Don’t blanket horses who are still wet after a bath, or have damp, sweaty hair from a workout. She says that some people leave saddle-pad spots after they body clip. However, I have seen horses sweat beneath it and just brush it quickly. Before you put on a blanket or sheet, let even a small amount of hair dry completely.

Rain rot can be prevented by regular grooming and paying attention to blanketing. Horses who live outdoors 24/7 or don’t get groomed often will benefit from a sturdy roofed or run-in shed. The best way to dry your horses’ coats faster is to drain excess water from their baths. Insect repellant will lessen the urge to scratch and reduce the likelihood of skin imperfections and bites from bacteria.

Rain rot is a serious condition that can cause discomfort, pain, hair loss, or even death in horses. Early treatment will help to prevent any further problems. You can prevent future problems by giving your horse good care and regular grooming.

Bacterial Vs. Fungal

Dermatophilosis can be confused with other skin conditions and fungal diseases. Fungi can be found in a wide range of environments, but they can also cause illness when inhaled or swallowed.

Ringworm is a fungal disease that thrives on Keratin, a protein found in hair and skin cells. Ringworm is characterized by dry, crusty skin and hair loss. Although itchy lesions may appear red or tender, they can also be itchy. Ringworm can be serious and you should contact your veterinarian immediately. Ringworm is very contagious and can live for long periods of time on many surfaces around the farm.

Use latex gloves to handle ringworm-infected horses. Disinfect all equipment used for grooming, riding, and feeding. To prevent the disease spreading, keep him away from other horses.

Pastern dermatitis (also known as dew poisoning or scratches) can also cause rain rot. It is possible to confuse the two. Horses that live in wet or muddy environments are more likely to get it. White socks and horses with a lot of white hair may also be more vulnerable. Scratches are most common on the lower limbs, particularly the back of the pastern and fetlocks.
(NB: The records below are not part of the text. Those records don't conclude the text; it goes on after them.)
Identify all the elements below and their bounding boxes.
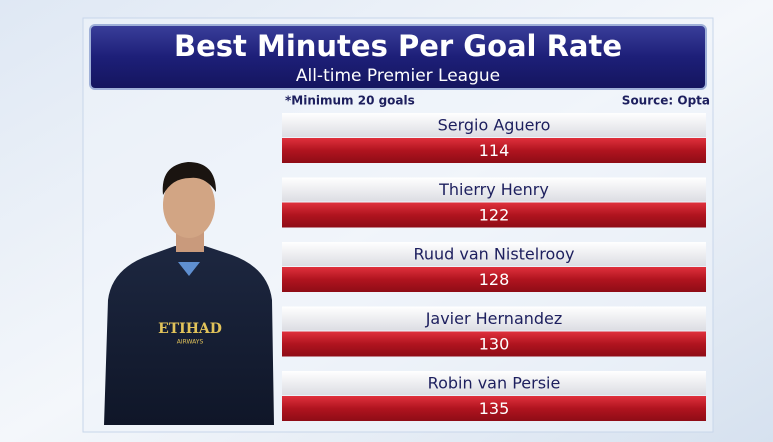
value-bar	[282, 267, 706, 292]
name-bar	[282, 113, 706, 137]
player-name: Javier Hernandez	[425, 309, 563, 328]
rows: Sergio Aguero 114 Thierry Henry 122 Ruud van…	[282, 113, 706, 421]
minutes-per-goal: 128	[479, 270, 510, 289]
player-name: Sergio Aguero	[438, 116, 551, 135]
value-bar	[282, 138, 706, 163]
hair	[162, 162, 216, 195]
name-bar	[282, 306, 706, 331]
name-bar	[282, 177, 706, 202]
collar	[178, 262, 200, 276]
player-name: Thierry Henry	[438, 180, 549, 199]
value-bar	[282, 331, 706, 357]
value-bar	[282, 396, 706, 421]
player-photo: ETIHAD AIRWAYS	[104, 162, 274, 425]
source: Source: Opta	[622, 94, 710, 108]
shirt	[104, 246, 274, 425]
shirt-sponsor-sub: AIRWAYS	[177, 339, 204, 346]
subtitle: All-time Premier League	[296, 66, 500, 86]
value-bar	[282, 202, 706, 228]
note: *Minimum 20 goals	[285, 94, 415, 108]
title-bar	[89, 24, 707, 90]
name-bar	[282, 371, 706, 395]
minutes-per-goal: 122	[479, 206, 510, 225]
minutes-per-goal: 114	[479, 141, 510, 160]
name-bar	[282, 242, 706, 266]
title: Best Minutes Per Goal Rate	[174, 29, 622, 63]
minutes-per-goal: 135	[479, 399, 510, 418]
face	[163, 172, 215, 238]
shirt-sponsor: ETIHAD	[158, 321, 222, 337]
player-name: Robin van Persie	[428, 374, 561, 393]
minutes-per-goal: 130	[479, 335, 510, 354]
player-name: Ruud van Nistelrooy	[413, 245, 574, 264]
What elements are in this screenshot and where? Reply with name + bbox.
Pastern dermatitis (also known as dew poisoning or scratches) can be difficult to distinguish from rain rot. However, a vet exam can help ensure that a diagnosis is made and the right treatment is given.

(c) Arnd Bronkhorst

Horses can feel very pain after a scratch. The area may become inflamed or scabby. It is possible for the skin to appear cracked and even to bleed. The leg can become hot and swollen, which may cause discomfort and possibly lameness.
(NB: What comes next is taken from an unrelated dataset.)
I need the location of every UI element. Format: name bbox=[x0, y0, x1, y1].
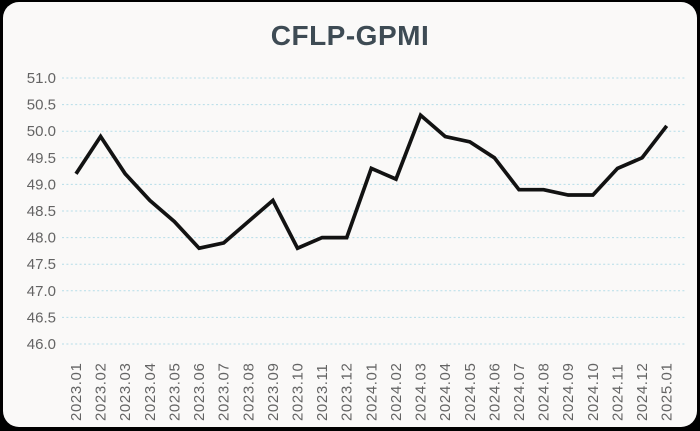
chart-card: CFLP-GPMI bbox=[3, 2, 697, 427]
chart-title: CFLP-GPMI bbox=[270, 20, 430, 51]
Open sores and scabbing caused by scratches can open the door to other bacteria. This is especially true if the injury occurs on the lower leg. A horse with scratches should be kept dry and clean in a stall or paddock for as long as it takes to heal.

Max Corcoran says that she is very aggressive in treating horses with scratches, particularly horses in full work or actively competing. Horses may not be able wear boots or exercise because of inflammation in their legs and painful sores.
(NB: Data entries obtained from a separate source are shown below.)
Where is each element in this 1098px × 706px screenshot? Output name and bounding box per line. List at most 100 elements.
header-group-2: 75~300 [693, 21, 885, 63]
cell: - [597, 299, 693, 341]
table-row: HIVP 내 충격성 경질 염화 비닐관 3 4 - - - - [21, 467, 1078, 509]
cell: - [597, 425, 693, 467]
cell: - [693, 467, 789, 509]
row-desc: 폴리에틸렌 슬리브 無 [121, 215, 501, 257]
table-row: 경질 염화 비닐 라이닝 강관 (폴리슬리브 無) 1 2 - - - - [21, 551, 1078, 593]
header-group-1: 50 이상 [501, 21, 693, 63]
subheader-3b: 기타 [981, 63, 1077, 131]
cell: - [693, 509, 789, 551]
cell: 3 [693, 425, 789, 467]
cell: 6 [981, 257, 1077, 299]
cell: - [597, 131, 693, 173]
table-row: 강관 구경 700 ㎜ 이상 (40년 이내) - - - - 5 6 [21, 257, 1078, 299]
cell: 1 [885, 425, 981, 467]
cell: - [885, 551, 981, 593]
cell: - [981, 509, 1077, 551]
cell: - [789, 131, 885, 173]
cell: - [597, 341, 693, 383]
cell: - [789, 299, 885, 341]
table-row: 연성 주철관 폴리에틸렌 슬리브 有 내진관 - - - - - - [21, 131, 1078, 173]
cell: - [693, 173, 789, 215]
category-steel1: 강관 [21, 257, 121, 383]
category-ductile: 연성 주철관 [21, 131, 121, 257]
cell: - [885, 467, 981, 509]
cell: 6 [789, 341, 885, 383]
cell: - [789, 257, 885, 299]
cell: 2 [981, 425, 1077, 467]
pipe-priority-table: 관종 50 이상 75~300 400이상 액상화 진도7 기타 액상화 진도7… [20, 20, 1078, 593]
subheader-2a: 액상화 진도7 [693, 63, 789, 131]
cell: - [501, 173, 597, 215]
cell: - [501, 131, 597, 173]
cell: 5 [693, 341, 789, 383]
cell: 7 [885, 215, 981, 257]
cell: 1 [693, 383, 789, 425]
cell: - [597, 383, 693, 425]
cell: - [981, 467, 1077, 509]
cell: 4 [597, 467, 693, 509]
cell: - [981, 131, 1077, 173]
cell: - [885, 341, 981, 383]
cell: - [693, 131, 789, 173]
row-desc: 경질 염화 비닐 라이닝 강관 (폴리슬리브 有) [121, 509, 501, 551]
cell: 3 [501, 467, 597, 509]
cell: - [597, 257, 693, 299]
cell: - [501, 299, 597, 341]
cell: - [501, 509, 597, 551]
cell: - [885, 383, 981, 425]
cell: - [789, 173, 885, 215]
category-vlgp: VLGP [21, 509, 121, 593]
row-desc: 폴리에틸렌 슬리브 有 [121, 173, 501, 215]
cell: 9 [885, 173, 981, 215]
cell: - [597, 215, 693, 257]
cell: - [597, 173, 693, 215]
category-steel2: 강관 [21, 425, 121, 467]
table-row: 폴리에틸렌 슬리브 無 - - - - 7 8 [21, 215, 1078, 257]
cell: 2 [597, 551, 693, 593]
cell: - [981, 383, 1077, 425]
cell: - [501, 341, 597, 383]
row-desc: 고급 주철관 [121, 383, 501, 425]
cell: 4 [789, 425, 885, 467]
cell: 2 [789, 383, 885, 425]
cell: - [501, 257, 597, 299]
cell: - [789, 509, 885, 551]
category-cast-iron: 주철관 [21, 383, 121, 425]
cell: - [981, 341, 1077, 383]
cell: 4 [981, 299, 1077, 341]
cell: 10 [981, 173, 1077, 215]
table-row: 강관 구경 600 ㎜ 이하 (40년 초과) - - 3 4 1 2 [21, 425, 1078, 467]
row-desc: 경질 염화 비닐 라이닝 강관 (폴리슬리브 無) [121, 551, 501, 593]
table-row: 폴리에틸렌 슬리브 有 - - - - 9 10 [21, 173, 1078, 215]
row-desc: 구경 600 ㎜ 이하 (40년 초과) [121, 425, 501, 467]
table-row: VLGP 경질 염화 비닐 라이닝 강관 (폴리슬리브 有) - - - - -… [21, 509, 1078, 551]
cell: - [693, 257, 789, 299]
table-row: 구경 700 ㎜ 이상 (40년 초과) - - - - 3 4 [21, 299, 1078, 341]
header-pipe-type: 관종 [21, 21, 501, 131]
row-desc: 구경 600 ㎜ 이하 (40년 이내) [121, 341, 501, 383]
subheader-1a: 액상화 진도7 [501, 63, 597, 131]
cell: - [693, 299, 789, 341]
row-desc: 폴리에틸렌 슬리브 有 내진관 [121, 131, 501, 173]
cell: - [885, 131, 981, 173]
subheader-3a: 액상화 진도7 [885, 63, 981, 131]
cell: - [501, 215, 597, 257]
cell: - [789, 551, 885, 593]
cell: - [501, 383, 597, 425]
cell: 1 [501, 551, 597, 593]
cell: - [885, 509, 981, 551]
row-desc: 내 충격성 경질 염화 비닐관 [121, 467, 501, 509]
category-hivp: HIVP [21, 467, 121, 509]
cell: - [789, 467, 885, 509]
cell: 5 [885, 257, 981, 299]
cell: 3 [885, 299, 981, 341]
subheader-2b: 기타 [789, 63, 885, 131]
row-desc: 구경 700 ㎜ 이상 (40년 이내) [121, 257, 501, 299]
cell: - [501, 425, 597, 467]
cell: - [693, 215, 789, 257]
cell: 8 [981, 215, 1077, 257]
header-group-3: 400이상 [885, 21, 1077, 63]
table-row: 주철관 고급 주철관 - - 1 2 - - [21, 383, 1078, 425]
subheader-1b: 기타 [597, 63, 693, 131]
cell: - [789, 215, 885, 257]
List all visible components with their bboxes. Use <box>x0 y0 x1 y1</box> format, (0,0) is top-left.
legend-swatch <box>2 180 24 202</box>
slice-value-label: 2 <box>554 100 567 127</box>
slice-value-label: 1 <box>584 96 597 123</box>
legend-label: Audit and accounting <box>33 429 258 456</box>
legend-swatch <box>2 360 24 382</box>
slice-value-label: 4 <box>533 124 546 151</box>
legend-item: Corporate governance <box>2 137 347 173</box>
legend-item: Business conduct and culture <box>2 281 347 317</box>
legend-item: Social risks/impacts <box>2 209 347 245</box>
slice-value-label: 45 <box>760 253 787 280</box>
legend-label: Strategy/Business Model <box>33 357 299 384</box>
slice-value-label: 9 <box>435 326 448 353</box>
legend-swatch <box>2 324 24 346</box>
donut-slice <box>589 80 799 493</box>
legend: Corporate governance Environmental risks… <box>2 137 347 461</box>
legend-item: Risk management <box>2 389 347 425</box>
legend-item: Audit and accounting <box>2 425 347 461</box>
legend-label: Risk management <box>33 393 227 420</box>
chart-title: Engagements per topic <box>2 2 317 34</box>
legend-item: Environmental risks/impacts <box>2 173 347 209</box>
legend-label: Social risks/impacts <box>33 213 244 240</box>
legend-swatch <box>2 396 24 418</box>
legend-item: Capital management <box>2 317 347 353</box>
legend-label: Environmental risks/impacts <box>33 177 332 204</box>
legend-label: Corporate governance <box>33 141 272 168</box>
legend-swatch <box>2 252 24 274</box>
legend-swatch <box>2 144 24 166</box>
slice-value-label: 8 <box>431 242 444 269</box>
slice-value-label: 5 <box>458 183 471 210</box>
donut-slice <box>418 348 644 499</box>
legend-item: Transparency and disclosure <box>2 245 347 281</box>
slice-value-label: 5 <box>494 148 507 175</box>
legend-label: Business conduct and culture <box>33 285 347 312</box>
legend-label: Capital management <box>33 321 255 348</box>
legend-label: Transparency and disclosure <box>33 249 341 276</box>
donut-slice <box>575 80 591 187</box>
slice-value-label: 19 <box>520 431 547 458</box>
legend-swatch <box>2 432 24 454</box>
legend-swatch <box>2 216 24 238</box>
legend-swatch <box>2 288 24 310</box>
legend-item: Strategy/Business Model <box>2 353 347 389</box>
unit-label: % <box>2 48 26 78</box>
The treatment for scratches will vary from one horse to another because it is multifactorial. For the best possible treatment for your horse, consult your veterinarian.

Antibacterial medication and soaps should be used to treat bacterial infections. However, it is important that fungal infections are treated with antifungal creams. The area should always be kept dry, clean, and open to the air.

Leave a Comment

Your email address will not be published.